Wednesday, February 16, 2011

Newborn kittens may have more muscle strength than yours truly

Yoga kicked my butt with a size large boot tonight.  Everything hurts and I feel limper than a dishrag.  I may have picked the wrong day to start lifting weights.  And if I were going to start lifting weights on yoga day, I should have done it more than an hour before class.

I think there's a good chance I won't be able to lift my arms over my head tomorrow.  But it's all for a good cause, right?

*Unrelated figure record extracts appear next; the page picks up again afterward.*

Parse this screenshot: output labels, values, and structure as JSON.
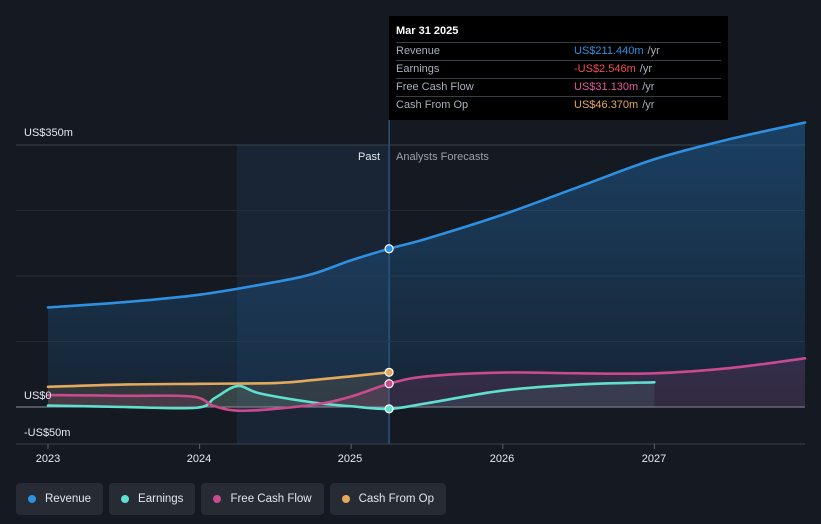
{
  "chart_data": {
    "type": "line",
    "y_axis_labels": [
      "US$350m",
      "US$0",
      "-US$50m"
    ],
    "ylim": [
      -50,
      350
    ],
    "x_tick_labels": [
      "2023",
      "2024",
      "2025",
      "2026",
      "2027"
    ],
    "xlim": [
      2023.0,
      2028.0
    ],
    "divider_date": 2025.25,
    "past_label": "Past",
    "forecast_label": "Analysts Forecasts",
    "series": [
      {
        "name": "Revenue",
        "color": "#2f8fe0",
        "points": [
          [
            2023.0,
            133
          ],
          [
            2023.5,
            140
          ],
          [
            2024.0,
            150
          ],
          [
            2024.5,
            167
          ],
          [
            2024.75,
            178
          ],
          [
            2025.0,
            196
          ],
          [
            2025.25,
            211.4
          ],
          [
            2025.5,
            225
          ],
          [
            2026.0,
            257
          ],
          [
            2026.5,
            294
          ],
          [
            2027.0,
            331
          ],
          [
            2027.5,
            358
          ],
          [
            2028.0,
            380
          ]
        ]
      },
      {
        "name": "Earnings",
        "color": "#5fe0cf",
        "points": [
          [
            2023.0,
            2
          ],
          [
            2023.5,
            0
          ],
          [
            2023.98,
            -1
          ],
          [
            2024.1,
            12
          ],
          [
            2024.25,
            28
          ],
          [
            2024.4,
            18
          ],
          [
            2024.75,
            6
          ],
          [
            2025.0,
            1
          ],
          [
            2025.25,
            -2.546
          ],
          [
            2025.5,
            5
          ],
          [
            2026.0,
            22
          ],
          [
            2026.5,
            30
          ],
          [
            2027.0,
            33
          ]
        ]
      },
      {
        "name": "Free Cash Flow",
        "color": "#c94b8e",
        "points": [
          [
            2023.0,
            16
          ],
          [
            2023.5,
            15
          ],
          [
            2023.95,
            14
          ],
          [
            2024.1,
            1
          ],
          [
            2024.3,
            -5
          ],
          [
            2024.75,
            3
          ],
          [
            2025.0,
            14
          ],
          [
            2025.25,
            31.13
          ],
          [
            2025.5,
            41
          ],
          [
            2026.0,
            46
          ],
          [
            2026.5,
            45
          ],
          [
            2027.0,
            45
          ],
          [
            2027.5,
            52
          ],
          [
            2028.0,
            65
          ]
        ]
      },
      {
        "name": "Cash From Op",
        "color": "#e3aa5e",
        "points": [
          [
            2023.0,
            27
          ],
          [
            2023.5,
            30
          ],
          [
            2024.0,
            31
          ],
          [
            2024.5,
            32
          ],
          [
            2024.75,
            36
          ],
          [
            2025.0,
            41
          ],
          [
            2025.25,
            46.37
          ]
        ]
      }
    ]
  },
  "tooltip": {
    "date": "Mar 31 2025",
    "rows": [
      {
        "label": "Revenue",
        "value": "US$211.440m",
        "unit": "/yr",
        "color": "#2f8fe0"
      },
      {
        "label": "Earnings",
        "value": "-US$2.546m",
        "unit": "/yr",
        "color": "#f0524f"
      },
      {
        "label": "Free Cash Flow",
        "value": "US$31.130m",
        "unit": "/yr",
        "color": "#e05aa0"
      },
      {
        "label": "Cash From Op",
        "value": "US$46.370m",
        "unit": "/yr",
        "color": "#e3aa5e"
      }
    ]
  },
  "legend": [
    {
      "label": "Revenue",
      "color": "#2f8fe0"
    },
    {
      "label": "Earnings",
      "color": "#5fe0cf"
    },
    {
      "label": "Free Cash Flow",
      "color": "#c94b8e"
    },
    {
      "label": "Cash From Op",
      "color": "#e3aa5e"
    }
  ]
}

I was reading a piece about thruhiking and insulin sensitivity last night.  It proposed several reasons why hikers get fat after a thruhike.  One is that your insulin sensitivity goes way up.  So like the body of a non-civilized person, your body doesn't deal well with lots of sugars, and without the huge amounts of exercise it's used to, it just piles on weight.  Also, most of your non-leg muscle atrophies when you hike because you're not using it.  (True.  It is funny to see all the T-Rex hikers at the end.)  And you need muscle to burn energy. 

Whatever the reason, it is VERY COMMON for hikers to get fat when they're not hiking, although they don't tend to eat extravagantly when not under the duress of hike-induced calorie obsession.  I never had a clue why.  Now I have a clue.  Maybe not all the information, but a clue.

Here's the link:  Why Hikers Get Fat  Enjoy.  Or, you know, don't.  Whatever.  I'm too busy staring at the tire around my middle to care.

Also, the quivering in all my muscles is really distracting.